La cifra más alta de la creación se encuentra en la humanidad de Jesús. A él se dirigen los versos del salmo: Tú eres hermoso, el más hermoso de los hombres; la gracia se derramó sobre tus labios, porque el Señor te ha bendecido para siempre (Sal. 44, 3). Pero la humanidad de Cristo está trabada en la persona divina del Verbo; su hermosura es una presencia indecible de Dios. En el orden de las personas creadas hay una criatura en la que Dios se esmeró en hacer lo más perfecto, lo más que podía: su madre. En María resplandece, con suavidad femenina, la belleza de Dios. Paul Claudel, el poeta, la definió así: la criatura en su honor primero y en su desarrollo final. Desde la Inmaculada Concepción hasta la Asunción, ella es la criatura en su máxima docilidad y en su realización escatológica. ¿Cómo pudo caber algo tan grande en una hija de Adán? ¿Cómo fue posible una libertad tan pura, el delicado prodigio de adorar con inmenso respeto, como humilde sierva, a su Dios e intimar tan confiadamente, y con autoridad materna, con su Hijo? La grandeza en la pequeñez, la exaltación en la humildad, la fecundidad inexhausta de su virginidad, la compatibilidad entre ser redimida y ser corredentora: es María la obra maestra del genesiarca de lo bello, del indiscutible autor de toda hermosura.

El esplendor del Carmelo se refiere a ella, a Nuestra Señora del Carmen. A ella le ha sido dada la gloria del Líbano, el esplendor del Carmelo y del Sarón (Is. 35, 2).
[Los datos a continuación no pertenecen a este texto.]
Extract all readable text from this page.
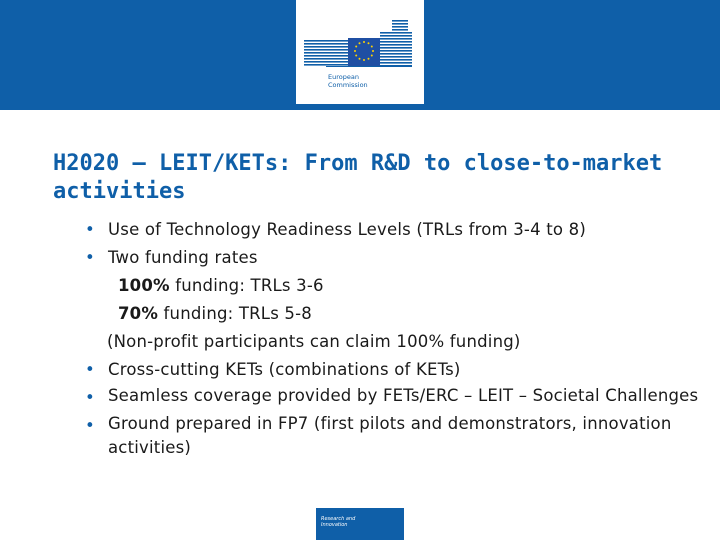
European
Commission
H2020 – LEIT/KETs: From R&D to close-to-market activities
• Use of Technology Readiness Levels (TRLs from 3-4 to 8)
• Two funding rates
100% funding: TRLs 3-6
70% funding: TRLs 5-8
(Non-profit participants can claim 100% funding)
• Cross-cutting KETs (combinations of KETs)
• Seamless coverage provided by FETs/ERC – LEIT – Societal Challenges
• Ground prepared in FP7 (first pilots and demonstrators, innovation activities)
Research and
Innovation
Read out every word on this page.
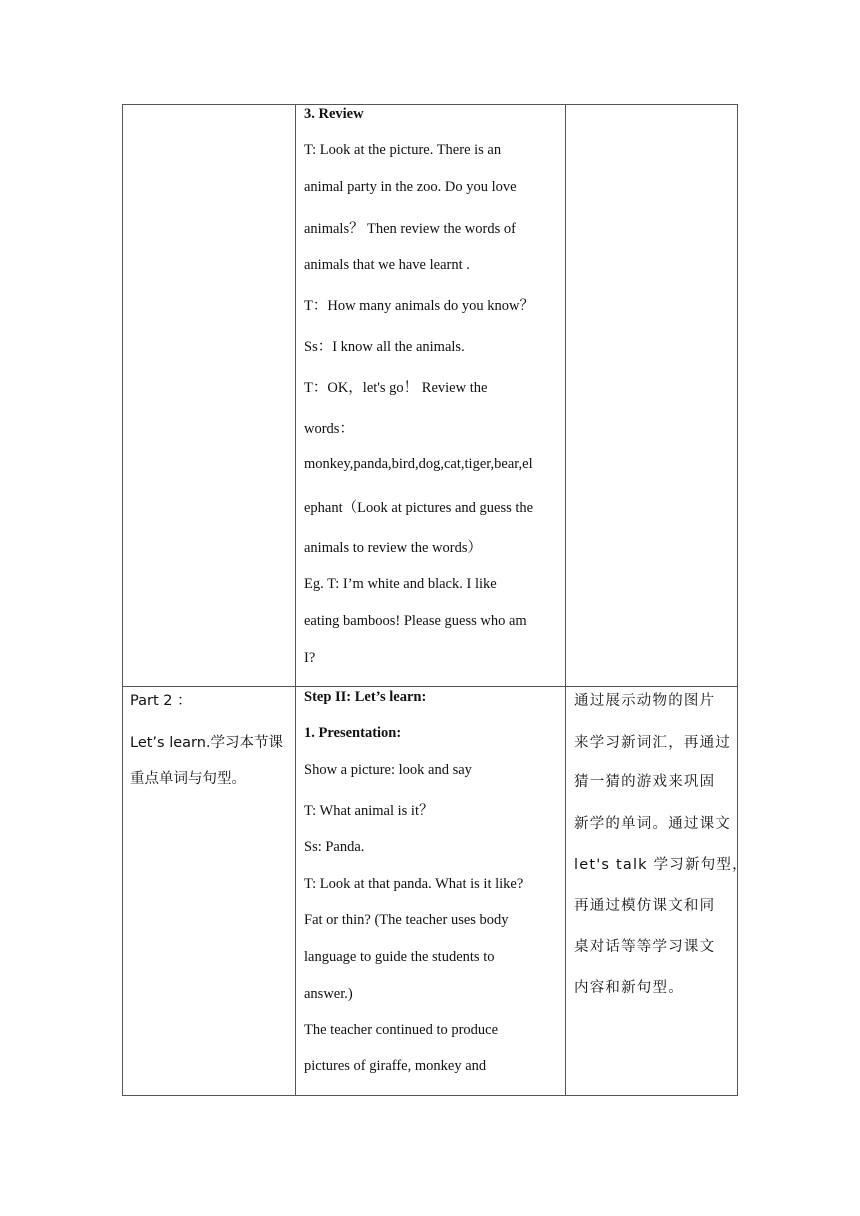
3. Review
T: Look at the picture. There is an
animal party in the zoo. Do you love
animals？ Then review the words of
animals that we have learnt .
T：How many animals do you know？
Ss：I know all the animals.
T：OK，let's go！ Review the
words：
monkey,panda,bird,dog,cat,tiger,bear,el
ephant（Look at pictures and guess the
animals to review the words）
Eg. T: I’m white and black. I like
eating bamboos! Please guess who am
I?
Part 2 ：
Let’s learn.学习本节课
重点单词与句型。
Step II: Let’s learn:
1. Presentation:
Show a picture: look and say
T: What animal is it？
Ss: Panda.
T: Look at that panda. What is it like?
Fat or thin? (The teacher uses body
language to guide the students to
answer.)
The teacher continued to produce
pictures of giraffe, monkey and
通过展示动物的图片
来学习新词汇，再通过
猜一猜的游戏来巩固
新学的单词。通过课文
let's talk 学习新句型，
再通过模仿课文和同
桌对话等等学习课文
内容和新句型。
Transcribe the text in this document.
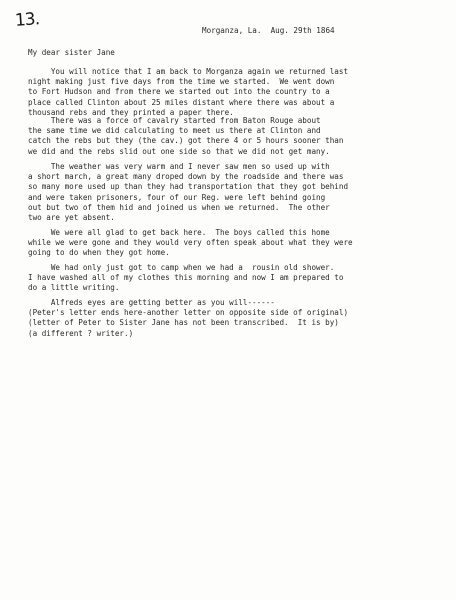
13.	Morganza, La.  Aug. 29th 1864
My dear sister Jane
You will notice that I am back to Morganza again we returned last
night making just five days from the time we started.  We went down
to Fort Hudson and from there we started out into the country to a
place called Clinton about 25 miles distant where there was about a
thousand rebs and they printed a paper there.
There was a force of cavalry started from Baton Rouge about
the same time we did calculating to meet us there at Clinton and
catch the rebs but they (the cav.) got there 4 or 5 hours sooner than
we did and the rebs slid out one side so that we did not get many.
The weather was very warm and I never saw men so used up with
a short march, a great many droped down by the roadside and there was
so many more used up than they had transportation that they got behind
and were taken prisoners, four of our Reg. were left behind going
out but two of them hid and joined us when we returned.  The other
two are yet absent.
We were all glad to get back here.  The boys called this home
while we were gone and they would very often speak about what they were
going to do when they got home.
We had only just got to camp when we had a  rousin old shower.
I have washed all of my clothes this morning and now I am prepared to
do a little writing.
Alfreds eyes are getting better as you will------
(Peter's letter ends here-another letter on opposite side of original)
(letter of Peter to Sister Jane has not been transcribed.  It is by)
(a different ? writer.)
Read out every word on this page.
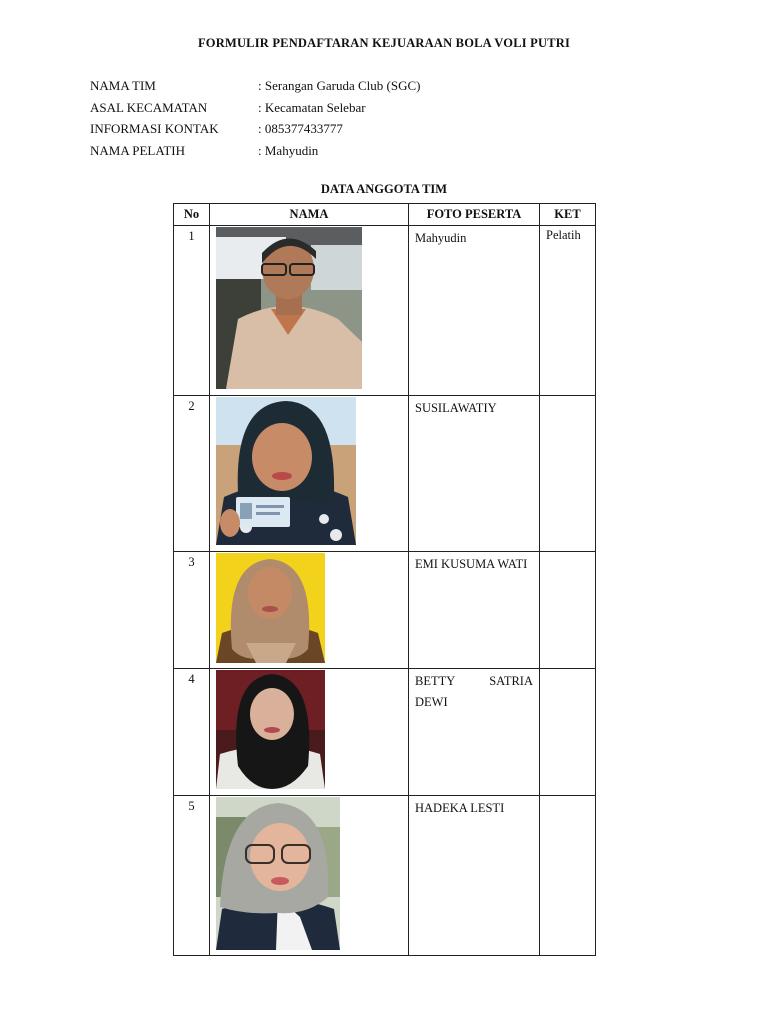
FORMULIR PENDAFTARAN KEJUARAAN BOLA VOLI PUTRI
NAMA TIM	: Serangan Garuda Club (SGC)
ASAL KECAMATAN	: Kecamatan Selebar
INFORMASI KONTAK	: 085377433777
NAMA PELATIH	: Mahyudin
DATA ANGGOTA TIM
No	NAMA	FOTO PESERTA	KET

1		Mahyudin	Pelatih

2		SUSILAWATIY	

3		EMI KUSUMA WATI	

4		BETTY SATRIA DEWI	

5		HADEKA LESTI	
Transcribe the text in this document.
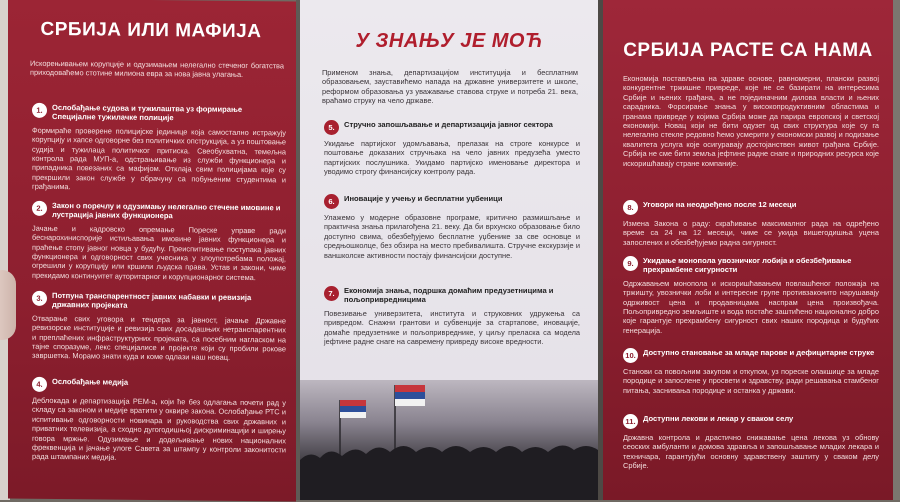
СРБИЈА ИЛИ МАФИЈА
Искорењивањем корупције и одузимањем нелегално стеченог богатства приходоваћемо стотине милиона евра за нова јавна улагања.
1.	Ослобађање судова и тужилаштва уз формирање Специјалне тужилачке полиције
Формираће проверене полицијске јединице која самостално истражују корупцију и хапсе одговорне без политичких опструкција, а уз поштовање судија и тужилаца политичког притиска. Свеобухватна, темељна контрола рада МУП-а, одстрањивање из служби функционера и припадника повезаних са мафијом. Отклаја свим полицијама које су прекршили закон службе у обрачуну са побуњеним студентима и грађанима.
2.	Закон о поречлу и одузимању нелегално стечене имовине и лустрација јавних функционера
Јачање и кадровско опремање Пореске управе ради беснарохиниспорије истиљавања имовине јавних функционера и праћење стопу јавног новца у будућу. Преиспитивање поступака јавних функционера и одговорност свих учесника у злоупотребама положај, огрешили у корупцију или кршили људска права. Устав и закони, чиме прекидамо континуитет ауторитарног и корупционарног система.
3.	Потпуна транспарентност јавних набавки и ревизија државних пројеката
Отварање свих уговора и тендера за јавност, јачање Државне ревизорске институције и ревизија свих досадашњих нетранспарентних и преплаћених инфраструктурних пројеката, са посебним нагласком на тајне споразуме, лекс специјалисе и пројекте који су пробили рокове завршетка. Морамо знати куда и коме одлази наш новац.
4.	Ослобађање медија
Деблокада и департизација РЕМ-а, који ће без одлагања почети рад у складу са законом и медије вратити у оквире закона. Ослобађање РТС и испитивање одговорности новинара и руководства свих државних и приватних телевизија, а сходно дугогодишњој дискриминацији и ширењу говора мржње. Одузимање и додељивање нових националних фреквенција и јачање улоге Савета за штампу у контроли законитости рада штампаних медија.
У ЗНАЊУ ЈЕ МОЋ
Применом знања, департизацијом институција и бесплатним образовањем, зауставићемо напада на државне универзитете и школе, реформом образовања уз уважавање ставова струке и потреба 21. века, враћамо струку на чело државе.
5.	Стручно запошљавање и департизација јавног сектора
Укидање партијског удомљавања, прелазак на строге конкурсе и поштовање доказаних стручњака на чело јавних предузећа уместо партијских послушника. Укидамо партијско именовање директора и уводимо строгу финансијску контролу рада.
6.	Иновације у учењу и бесплатни уџбеници
Улажемо у модерне образовне програме, критично размишљање и практична знања прилагођена 21. веку. Да би врхунско образовање било доступно свима, обезбеђујемо бесплатне уџбенике за све основце и средњошколце, без обзира на место пребивалишта. Стручне екскурзије и ваншколске активности постају финансијски доступне.
7.	Економија знања, подршка домаћим предузетницима и пољопривредницима
Повезивање универзитета, института и струковних удружења са привредом. Снажни грантови и субвенције за стартапове, иновације, домаће предузетнике и пољопривреднике, у циљу преласка са модела јефтине радне снаге на савремену привреду високе вредности.
СРБИЈА РАСТЕ СА НАМА
Економија постављена на здраве основе, равномерни, плански развој конкурентне тржишне привреде, које не се базирати на интересима Србије и њених грађана, а не појединачним дилова власти и њених сарадника. Форсирање знања у високопродуктивним областима и гранама привреде у којима Србија може да парира европској и светској економији. Новац који не бити одузет од свих структура које су га нелегално стекле редовно ћемо усмерити у економски развој и подизање квалитета услуга које осигуравају достојанствен живот грађана Србије. Србија не сме бити земља јефтине радне снаге и природних ресурса које искоришћавају стране компаније.
8.	Уговори на неодређено после 12 месеци
Измена Закона о раду: скраћивање максималног рада на одређено време са 24 на 12 месеци, чиме се укида вишегодишња уцена запослених и обезбеђујемо радна сигурност.
9.	Укидање монопола увозничког лобија и обезбеђивање прехрамбене сигурности
Одржавањем монопола и искоришћавањем повлашћеног положаја на тржишту, увознички лоби и интересне групе противзаконито нарушавају одрживост цена и продавницама наспрам цена произвођача. Пољопривредно земљиште и вода постаће заштићено национално добро које гарантује прехрамбену сигурност свих наших породица и будућих генерација.
10. Доступно становање за младе парове и дефицитарне струке
Станови са повољним закупом и откупом, уз пореске олакшице за младе породице и запослене у просвети и здравству, ради решавања стамбеног питања, заснивања породице и останка у држави.
11. Доступни лекови и лекар у сваком селу
Државна контрола и драстично снижавање цена лекова уз обнову сеоских амбуланти и домова здравља и запошљавање младих лекара и техничара, гарантујући основну здравствену заштиту у сваком делу Србије.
Con razón se la llama decor Carmeli: gracia, decoro, elegancia, belleza; o también decus Carmeli: lustre, grandeza, dignidad, alabanza, honra, ornamento, gloria. Por eso, al celebrar hoy esta fiesta suya experimentamos la satisfacción espiritual de contemplarla, de pensar en ella y de acogernos a su cercanía. Al felicitarla –porque, como ella ha profetizado, todas las generaciones la llamarán feliz– abrimos el corazón al don de la alegría, al atisbo de la felicidad del cielo.